For longitudinal studies, lock to a specific version for consistency.

Beyond STRING: When to Use Other Databases

STRING is excellent but not always the right choice:

For physical interactions only: BioGRID (more strict curation), IntAct (manual literature curation)
For human interactome focus: HuRI (yeast two-hybrid systematic mapping)
For pathway-specific analysis: Reactome, KEGG (focus on signaling cascades)
For drug-target analysis: DrugBank, ChEMBL, IUPHAR
For structural interactions: PDB, Interactome3D

In practice, combining STRING with one of these (e.g., STRING for breadth, BioGRID for confirming physical interactions) gives the most defensible analyses.

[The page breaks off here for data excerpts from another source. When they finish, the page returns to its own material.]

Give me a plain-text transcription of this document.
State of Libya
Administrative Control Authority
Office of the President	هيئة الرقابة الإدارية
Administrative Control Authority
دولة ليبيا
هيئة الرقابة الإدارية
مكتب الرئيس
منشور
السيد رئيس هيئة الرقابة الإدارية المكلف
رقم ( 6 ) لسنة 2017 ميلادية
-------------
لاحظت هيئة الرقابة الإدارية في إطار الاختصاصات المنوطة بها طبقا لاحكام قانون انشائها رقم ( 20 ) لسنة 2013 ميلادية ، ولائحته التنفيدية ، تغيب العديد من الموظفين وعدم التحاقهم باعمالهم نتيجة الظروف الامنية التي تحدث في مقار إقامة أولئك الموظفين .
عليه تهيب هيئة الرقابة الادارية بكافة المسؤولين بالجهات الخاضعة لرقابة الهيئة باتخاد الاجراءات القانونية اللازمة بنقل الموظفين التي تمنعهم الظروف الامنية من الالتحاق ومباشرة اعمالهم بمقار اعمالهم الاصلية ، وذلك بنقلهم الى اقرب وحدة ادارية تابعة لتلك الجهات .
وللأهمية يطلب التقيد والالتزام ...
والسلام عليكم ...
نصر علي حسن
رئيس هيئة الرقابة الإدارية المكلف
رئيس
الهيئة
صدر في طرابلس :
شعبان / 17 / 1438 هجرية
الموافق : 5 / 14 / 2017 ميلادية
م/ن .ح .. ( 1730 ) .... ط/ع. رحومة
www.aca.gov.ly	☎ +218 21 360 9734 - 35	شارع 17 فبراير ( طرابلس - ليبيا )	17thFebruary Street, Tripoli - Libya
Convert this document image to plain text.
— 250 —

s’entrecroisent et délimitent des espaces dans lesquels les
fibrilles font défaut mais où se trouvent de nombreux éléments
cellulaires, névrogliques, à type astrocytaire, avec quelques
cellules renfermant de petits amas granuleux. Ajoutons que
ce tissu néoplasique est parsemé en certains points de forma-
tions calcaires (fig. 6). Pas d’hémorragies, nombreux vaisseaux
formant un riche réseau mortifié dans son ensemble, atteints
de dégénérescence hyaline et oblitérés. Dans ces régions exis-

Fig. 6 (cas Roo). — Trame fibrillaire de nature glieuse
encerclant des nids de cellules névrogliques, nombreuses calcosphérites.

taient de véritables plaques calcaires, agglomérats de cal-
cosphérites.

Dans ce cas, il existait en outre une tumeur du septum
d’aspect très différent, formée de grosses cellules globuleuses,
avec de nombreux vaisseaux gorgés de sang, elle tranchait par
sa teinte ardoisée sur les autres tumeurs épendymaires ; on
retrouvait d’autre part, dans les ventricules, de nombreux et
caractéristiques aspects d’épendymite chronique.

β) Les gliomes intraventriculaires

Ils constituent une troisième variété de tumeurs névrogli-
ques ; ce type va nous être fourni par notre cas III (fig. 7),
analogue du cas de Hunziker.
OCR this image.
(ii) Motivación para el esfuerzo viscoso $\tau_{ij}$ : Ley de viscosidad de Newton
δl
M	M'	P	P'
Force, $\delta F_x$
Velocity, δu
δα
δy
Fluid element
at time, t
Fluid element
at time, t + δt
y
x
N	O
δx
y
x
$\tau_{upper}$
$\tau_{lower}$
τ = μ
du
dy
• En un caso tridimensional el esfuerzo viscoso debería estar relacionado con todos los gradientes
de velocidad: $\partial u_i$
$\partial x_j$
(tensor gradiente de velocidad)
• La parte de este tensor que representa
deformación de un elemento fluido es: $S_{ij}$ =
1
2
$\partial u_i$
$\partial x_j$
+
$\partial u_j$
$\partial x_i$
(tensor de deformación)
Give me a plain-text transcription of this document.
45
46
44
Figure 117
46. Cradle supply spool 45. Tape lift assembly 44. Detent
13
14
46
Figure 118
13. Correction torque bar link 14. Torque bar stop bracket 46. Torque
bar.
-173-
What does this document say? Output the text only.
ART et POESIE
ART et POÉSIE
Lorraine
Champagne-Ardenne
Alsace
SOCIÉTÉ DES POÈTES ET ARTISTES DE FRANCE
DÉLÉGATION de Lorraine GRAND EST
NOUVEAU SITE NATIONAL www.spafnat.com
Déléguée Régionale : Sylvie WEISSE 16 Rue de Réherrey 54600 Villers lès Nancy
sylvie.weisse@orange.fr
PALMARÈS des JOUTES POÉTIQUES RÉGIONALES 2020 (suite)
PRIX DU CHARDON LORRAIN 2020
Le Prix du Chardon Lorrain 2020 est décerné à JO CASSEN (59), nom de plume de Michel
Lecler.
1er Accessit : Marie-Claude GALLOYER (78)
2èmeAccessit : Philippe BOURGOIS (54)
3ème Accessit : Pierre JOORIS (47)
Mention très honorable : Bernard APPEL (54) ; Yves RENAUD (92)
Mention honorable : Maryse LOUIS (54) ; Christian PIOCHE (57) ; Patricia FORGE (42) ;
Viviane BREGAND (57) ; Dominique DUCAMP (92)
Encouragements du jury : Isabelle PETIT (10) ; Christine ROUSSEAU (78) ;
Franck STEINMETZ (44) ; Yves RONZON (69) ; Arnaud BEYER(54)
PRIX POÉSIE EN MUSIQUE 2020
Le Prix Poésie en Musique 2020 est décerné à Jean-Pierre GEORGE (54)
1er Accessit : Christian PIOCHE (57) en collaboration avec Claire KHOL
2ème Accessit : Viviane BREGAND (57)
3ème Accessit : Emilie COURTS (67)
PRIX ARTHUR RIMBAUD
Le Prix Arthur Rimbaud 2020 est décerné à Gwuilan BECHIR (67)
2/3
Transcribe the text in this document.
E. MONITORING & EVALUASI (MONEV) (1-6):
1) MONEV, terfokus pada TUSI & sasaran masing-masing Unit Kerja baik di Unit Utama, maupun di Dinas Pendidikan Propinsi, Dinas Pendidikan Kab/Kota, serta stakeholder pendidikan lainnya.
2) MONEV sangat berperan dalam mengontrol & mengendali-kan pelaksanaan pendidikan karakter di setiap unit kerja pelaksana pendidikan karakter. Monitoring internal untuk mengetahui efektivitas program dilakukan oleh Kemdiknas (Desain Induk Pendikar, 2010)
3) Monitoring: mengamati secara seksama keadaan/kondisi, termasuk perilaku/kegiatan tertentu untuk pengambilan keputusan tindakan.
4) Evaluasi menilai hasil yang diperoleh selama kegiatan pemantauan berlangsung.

Reporting STRING Analyses for Publication

A reviewer-proof methods section should include:

STRING version (e.g., "STRING v12.0")
Species ID (e.g., "Homo sapiens, NCBI Taxonomy ID 9606")
Confidence threshold (e.g., "interactions with combined score ≥ 700")
Active evidence channels (e.g., "experimental and database evidence only; text-mining and homology-based predictions excluded")
Analysis date (databases evolve)
Citations: Szklarczyk et al. (2023) for STRING

Example methods text: "Protein-protein interactions among differentially expressed genes were retrieved using STRING v12.0 (Szklarczyk et al., 2023) for Homo sapiens (NCBI Taxonomy 9606), restricted to interactions with combined confidence score ≥ 700 from experimental and database evidence channels (text-mining excluded). The resulting network was analyzed in Cytoscape v3.10 with the cytoHubba plugin for centrality-based Hub identification."

Putting It All Together: A Standard Workflow

For most RNA-seq differential expression follow-up:

Filter DEGs: |log2FC| > 1, FDR < 0.05 → your input gene list
STRING via R: Use STRINGdb with confidence ≥ 700, experiments+database channels
Network construction: Get subnetwork as igraph object
Centrality analysis: Compute Degree, Betweenness, MCC; intersect top candidates
Module discovery: Louvain or MCODE clustering for functional sub-networks
Functional enrichment: GO BP, Reactome on full set and per module (use clusterProfiler with proper background)
Visualization: Export to Cytoscape for publication-quality figures

This is the workflow detailed across our three-part series on functional analysis: PPI Hubs (Part 1) → GO/Pathway (Part 2) → TF Activity + Biomarkers (Part 3).

Conclusion

STRING is one of those rare bioinformatics tools that's both extremely powerful and extremely easy to misuse. The defaults (low confidence, all channels) produce noisy networks that look impressive but contain many spurious edges. Used correctly — with explicit confidence thresholds, deliberate channel selection, and version documentation — STRING is the foundation for nearly all post-DEG functional analysis.

Master the basic web interface for exploration. Use STRINGdb in R for serious analysis. Always integrate downstream with Cytoscape for visualization and clusterProfiler for proper enrichment. And always, always document your settings.